Quite a few times, I got asked, "What should I memorize when learning Python?". I always answered: "Nothing! You will naturally memorize things that matter and others don't". Obviously, it is contextual - a backend developer will memorize different things than a machine learning researcher.
When we use anything, spaced repetitions come naturally (so it is also why our brain is tuned to them!). Artificial spaced repetitions are often helpful when we learn in an artificial environment - a new human language when there is little opportunity to practice it, things for an exam, etc.
With programming languages, as long as you have a computer, there is no reason to learn it without actually using it.
My answer would be to memorize useful facts that can't be derived from other knowledge. But put the most effort in building up fundamentals that can synthsize most usages.
Arbitrary things like obscure names, weird parameter orderings, mutated inputs, etc are all the sorts of gotchas that can be learned up-front if you care to know them before being bitten.
An example for Python is the del statement `del d[key]` which I find arbitrary and non-intuitive.
Actually when learning any language I usually learn the collections usages early--these would be good to memorize rather than repeatedly looking up and learning case-by-case as a time saving (non flow state breaking) measure.
For Swift it was all the weird call forms with keyword/symbols that move around rather than being additional parts of a complete form.
Learning parameter ordering is precisely a thing that I advice against memorizing.
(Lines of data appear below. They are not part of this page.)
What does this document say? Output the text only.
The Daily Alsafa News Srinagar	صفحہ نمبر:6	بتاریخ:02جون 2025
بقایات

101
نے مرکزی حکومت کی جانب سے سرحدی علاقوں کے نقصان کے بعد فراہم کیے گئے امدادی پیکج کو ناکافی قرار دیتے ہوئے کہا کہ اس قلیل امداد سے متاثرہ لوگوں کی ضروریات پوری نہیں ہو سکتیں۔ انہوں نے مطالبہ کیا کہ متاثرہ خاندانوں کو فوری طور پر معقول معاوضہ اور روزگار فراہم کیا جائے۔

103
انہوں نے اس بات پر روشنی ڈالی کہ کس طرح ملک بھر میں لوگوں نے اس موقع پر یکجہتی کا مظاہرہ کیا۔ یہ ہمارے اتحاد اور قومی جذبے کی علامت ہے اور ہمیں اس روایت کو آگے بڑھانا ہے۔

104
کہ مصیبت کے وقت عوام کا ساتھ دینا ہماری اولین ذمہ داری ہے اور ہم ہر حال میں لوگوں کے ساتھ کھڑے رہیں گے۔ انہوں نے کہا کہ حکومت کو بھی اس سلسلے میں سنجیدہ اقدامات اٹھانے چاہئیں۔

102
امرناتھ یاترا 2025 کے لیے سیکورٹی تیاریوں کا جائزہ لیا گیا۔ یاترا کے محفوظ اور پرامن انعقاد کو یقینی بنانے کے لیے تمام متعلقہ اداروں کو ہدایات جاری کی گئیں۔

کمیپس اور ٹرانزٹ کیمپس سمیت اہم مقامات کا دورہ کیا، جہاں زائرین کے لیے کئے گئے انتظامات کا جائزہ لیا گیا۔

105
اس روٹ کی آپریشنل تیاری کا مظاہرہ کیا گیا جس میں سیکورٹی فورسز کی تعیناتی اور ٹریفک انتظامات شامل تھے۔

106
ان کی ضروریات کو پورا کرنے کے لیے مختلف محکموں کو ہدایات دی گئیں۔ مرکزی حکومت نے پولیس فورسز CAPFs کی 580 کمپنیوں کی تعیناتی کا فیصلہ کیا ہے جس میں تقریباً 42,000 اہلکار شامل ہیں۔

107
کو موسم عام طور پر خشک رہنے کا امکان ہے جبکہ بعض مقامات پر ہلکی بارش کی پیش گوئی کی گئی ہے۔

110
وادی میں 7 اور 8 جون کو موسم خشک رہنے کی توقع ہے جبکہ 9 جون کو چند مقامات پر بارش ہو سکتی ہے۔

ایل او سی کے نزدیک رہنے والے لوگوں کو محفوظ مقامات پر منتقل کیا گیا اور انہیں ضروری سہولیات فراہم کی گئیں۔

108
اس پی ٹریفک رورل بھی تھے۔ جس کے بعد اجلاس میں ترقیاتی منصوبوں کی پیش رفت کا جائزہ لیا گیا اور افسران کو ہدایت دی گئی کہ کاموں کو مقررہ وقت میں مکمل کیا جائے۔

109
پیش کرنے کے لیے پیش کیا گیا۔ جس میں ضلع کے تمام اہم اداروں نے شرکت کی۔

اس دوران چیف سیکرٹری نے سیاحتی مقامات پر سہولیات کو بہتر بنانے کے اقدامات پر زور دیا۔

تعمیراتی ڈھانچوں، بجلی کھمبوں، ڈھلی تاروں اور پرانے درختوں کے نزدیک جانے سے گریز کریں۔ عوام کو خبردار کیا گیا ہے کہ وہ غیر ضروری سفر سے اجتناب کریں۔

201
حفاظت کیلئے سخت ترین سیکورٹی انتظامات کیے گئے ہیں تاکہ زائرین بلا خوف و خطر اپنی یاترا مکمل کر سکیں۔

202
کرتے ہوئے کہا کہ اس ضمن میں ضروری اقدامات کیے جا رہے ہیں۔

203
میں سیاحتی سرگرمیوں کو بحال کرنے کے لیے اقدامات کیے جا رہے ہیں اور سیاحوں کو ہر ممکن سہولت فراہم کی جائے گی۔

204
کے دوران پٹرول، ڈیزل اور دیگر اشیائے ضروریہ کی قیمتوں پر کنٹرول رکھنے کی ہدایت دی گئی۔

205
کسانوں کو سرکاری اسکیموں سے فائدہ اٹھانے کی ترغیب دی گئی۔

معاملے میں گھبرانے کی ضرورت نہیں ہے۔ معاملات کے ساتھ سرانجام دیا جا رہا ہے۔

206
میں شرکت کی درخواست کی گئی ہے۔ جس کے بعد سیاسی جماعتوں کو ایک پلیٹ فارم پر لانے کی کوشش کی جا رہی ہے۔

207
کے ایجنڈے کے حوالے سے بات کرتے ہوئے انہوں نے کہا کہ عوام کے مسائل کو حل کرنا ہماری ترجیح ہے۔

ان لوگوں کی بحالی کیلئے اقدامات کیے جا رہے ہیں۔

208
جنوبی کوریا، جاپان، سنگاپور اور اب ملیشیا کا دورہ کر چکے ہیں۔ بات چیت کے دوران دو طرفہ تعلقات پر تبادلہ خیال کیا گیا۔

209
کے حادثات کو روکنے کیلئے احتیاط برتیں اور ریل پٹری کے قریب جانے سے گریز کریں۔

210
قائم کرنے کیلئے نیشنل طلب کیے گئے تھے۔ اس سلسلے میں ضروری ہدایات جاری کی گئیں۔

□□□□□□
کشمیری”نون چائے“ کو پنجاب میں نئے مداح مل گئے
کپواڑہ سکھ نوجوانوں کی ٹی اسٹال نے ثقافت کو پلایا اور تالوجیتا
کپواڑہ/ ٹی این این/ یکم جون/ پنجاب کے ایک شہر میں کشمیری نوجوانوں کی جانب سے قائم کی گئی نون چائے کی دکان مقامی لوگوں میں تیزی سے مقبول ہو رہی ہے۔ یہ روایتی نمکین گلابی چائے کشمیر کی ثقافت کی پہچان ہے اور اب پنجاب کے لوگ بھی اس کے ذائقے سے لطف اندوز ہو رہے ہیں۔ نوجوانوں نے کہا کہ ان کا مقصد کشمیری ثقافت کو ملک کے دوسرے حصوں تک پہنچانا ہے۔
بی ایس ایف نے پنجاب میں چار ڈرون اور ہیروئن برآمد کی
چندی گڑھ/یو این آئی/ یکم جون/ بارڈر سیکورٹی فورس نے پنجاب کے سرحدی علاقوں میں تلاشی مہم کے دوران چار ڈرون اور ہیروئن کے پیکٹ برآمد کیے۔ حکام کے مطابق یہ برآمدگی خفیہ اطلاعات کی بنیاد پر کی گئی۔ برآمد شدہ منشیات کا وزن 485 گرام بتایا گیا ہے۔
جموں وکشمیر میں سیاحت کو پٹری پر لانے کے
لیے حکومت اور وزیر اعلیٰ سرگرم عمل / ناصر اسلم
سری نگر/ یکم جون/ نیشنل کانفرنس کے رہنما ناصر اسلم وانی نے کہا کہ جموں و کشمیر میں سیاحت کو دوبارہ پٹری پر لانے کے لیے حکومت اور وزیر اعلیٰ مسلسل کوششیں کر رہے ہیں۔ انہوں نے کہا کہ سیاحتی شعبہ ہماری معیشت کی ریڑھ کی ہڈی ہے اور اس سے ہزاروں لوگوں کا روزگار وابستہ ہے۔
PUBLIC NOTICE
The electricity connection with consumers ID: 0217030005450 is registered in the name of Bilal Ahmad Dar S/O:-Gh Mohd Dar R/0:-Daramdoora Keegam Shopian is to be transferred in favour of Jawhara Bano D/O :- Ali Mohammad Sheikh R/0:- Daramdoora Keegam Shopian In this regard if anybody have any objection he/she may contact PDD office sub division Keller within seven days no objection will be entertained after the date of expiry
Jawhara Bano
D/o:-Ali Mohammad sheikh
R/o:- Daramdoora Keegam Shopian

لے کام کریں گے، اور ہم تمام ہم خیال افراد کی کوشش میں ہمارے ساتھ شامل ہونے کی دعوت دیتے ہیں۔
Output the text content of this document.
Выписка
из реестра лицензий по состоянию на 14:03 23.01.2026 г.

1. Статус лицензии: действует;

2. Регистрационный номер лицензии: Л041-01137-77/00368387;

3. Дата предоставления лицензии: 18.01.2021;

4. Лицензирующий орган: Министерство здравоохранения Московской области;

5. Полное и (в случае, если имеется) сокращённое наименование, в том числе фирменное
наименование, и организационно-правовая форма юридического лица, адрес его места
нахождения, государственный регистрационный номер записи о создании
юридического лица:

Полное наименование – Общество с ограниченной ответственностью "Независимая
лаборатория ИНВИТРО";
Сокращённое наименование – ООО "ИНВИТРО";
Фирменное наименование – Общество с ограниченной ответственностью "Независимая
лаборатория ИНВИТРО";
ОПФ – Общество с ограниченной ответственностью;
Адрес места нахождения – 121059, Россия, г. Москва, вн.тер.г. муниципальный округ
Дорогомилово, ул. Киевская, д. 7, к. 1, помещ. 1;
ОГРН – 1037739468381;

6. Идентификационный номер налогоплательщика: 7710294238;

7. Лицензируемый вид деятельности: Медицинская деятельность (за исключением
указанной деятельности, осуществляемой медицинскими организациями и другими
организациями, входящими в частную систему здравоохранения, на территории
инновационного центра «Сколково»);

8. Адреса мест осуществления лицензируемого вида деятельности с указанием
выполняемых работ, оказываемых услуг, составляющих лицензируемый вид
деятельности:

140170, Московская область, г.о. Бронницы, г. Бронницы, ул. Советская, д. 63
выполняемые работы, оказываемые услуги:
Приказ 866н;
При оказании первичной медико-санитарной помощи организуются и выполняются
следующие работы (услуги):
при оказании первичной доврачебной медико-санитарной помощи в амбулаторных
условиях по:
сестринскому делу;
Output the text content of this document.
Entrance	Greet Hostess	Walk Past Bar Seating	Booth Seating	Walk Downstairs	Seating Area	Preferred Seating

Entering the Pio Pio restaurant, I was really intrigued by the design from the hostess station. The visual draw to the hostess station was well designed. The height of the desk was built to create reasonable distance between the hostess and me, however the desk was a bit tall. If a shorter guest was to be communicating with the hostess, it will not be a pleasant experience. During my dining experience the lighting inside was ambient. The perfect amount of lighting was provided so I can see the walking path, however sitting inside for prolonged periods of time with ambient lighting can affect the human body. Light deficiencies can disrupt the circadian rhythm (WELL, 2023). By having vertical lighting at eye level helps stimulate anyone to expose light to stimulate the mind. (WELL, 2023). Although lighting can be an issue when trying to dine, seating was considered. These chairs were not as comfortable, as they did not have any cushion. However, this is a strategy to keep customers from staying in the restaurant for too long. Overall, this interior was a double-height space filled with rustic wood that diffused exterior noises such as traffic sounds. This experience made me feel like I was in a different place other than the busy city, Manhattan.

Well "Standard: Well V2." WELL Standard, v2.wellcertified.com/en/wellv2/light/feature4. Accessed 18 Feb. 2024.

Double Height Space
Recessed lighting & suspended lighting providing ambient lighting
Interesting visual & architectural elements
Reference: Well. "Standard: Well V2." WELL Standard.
Just use IDE.
Other things - well, there is Google, there is StackOverflow, and now - also ChatGPT with GPT-4.
Sure, it might not be enough for learning (at least, not for everyone), but well enough to avoid needless memorization. Memorization always comes at some opportunity cost of using time (and, well, brain capacity) for something more fruitful, e.g., learning good programming patterns, wise abstractions, etc.
The 'parameter ordering' bit was specifically from using PHP for a stint. The standard library goes out of its way to make parameter ordering non-standard and inconsistent. Having to look it up constantly was such a flow-kill. My text editor back then wasn't so smart.
It's not an either/or.
I'm fluent in Python, but had spent most of my time in 2.x. When I had to finally switch to 3.x, I went through all the 3.x release notes for new capabilities. One thing stood out: scandir was the preferred method compared to os.walk.
There's no way I'll remember that and I'd be too lazy to Google it. So it went into SRS.
Ditto for concurrent.futures (broke my habit of using multiprocessing directly).
The other use case for SRS and programming languages: There are always languages I use only occasionally (e.g. Emacs Lisp) So I'll never develop muscle memory. Using SRS significantly boosted my Elisp capabilities.
I don't code in JS, but I decided to take a course on it and put a lot of the stuff in SRS. I've almost never used JS since, but a coworker is using it in a project we're both working on. I was looking at his code, and pointed out to him various alternatives that he wasn't aware of (e.g. newer features since the time he learned it). Definitely would not have been able to do it without SRS. I can mostly read/understand his code. Again, almost entirely due to SRS.
> There are always languages I use only occasionally (e.g. Emacs Lisp) So I'll never develop muscle memory.
This is a fantastic use case that I hadn’t thought of.
One big problem with DSLs is that unless you use them on a near daily basis, you’ll keep forgetting how to use them. They really need to be worth the memorization cost that they introduce to a system. But SRSs can help.
I mostly agree, except if you only learn this way, you’ll end up missing a lot of non-obvious features of the language. E.g. writing your own function to do something you could do in a single standard library call, if only you knew it existed.
I programmed a spaced repetition system that integrates the doing, so that my cards aren't just memorization and theory. Each flashcard is a kata I have to program, and the program checks if my output is correct.
How did you implement this? It's exactly what I've been wanting for ages.
Also curious
Perhaps, as long as you have a computer with access to chat AI, there is no reason to memorize the whole language.
Without chat AI, or an expert Q&A forum, it is difficult to search for the best solution for a complex problem articulated in its entirety.
What will end up happening is that you will convert your Y problem into multiple smaller X problems and search for how to solve those. You will design the solution to the problem in the abstract language of your mind using these smaller steps, and then map those steps to the programming language. You can much more easily look up smaller steps such as "find the index of a character in a string".
By the time you get to these small steps, you're imagining a detailed solution, whereas the language could offer something more direct.
One tell tale sign of this is code that contains functions which have exact equivalents in the standard library.
When you ask the programmer why they didn't use the library functions or built in syntax they will often say, oh I looked for something like that, but didn't find it; it was faster to just write the code than to look for it.
> With programming languages, as long as you have a computer, there is no reason to learn it without actually using it.
Spaced repetition isn't about learning, it's about remembering. From the article:
> Flash cards are for remembering what you’ve learned.
Flash cards are great for something that you don't use often but still want to remember. I use it a lot for CLI options (docker, ripgrep, etc), parts of the standard library that are useful once in a while but not always, algorithms, editor shortcuts. It also means that when you switch environments you can still remember everything.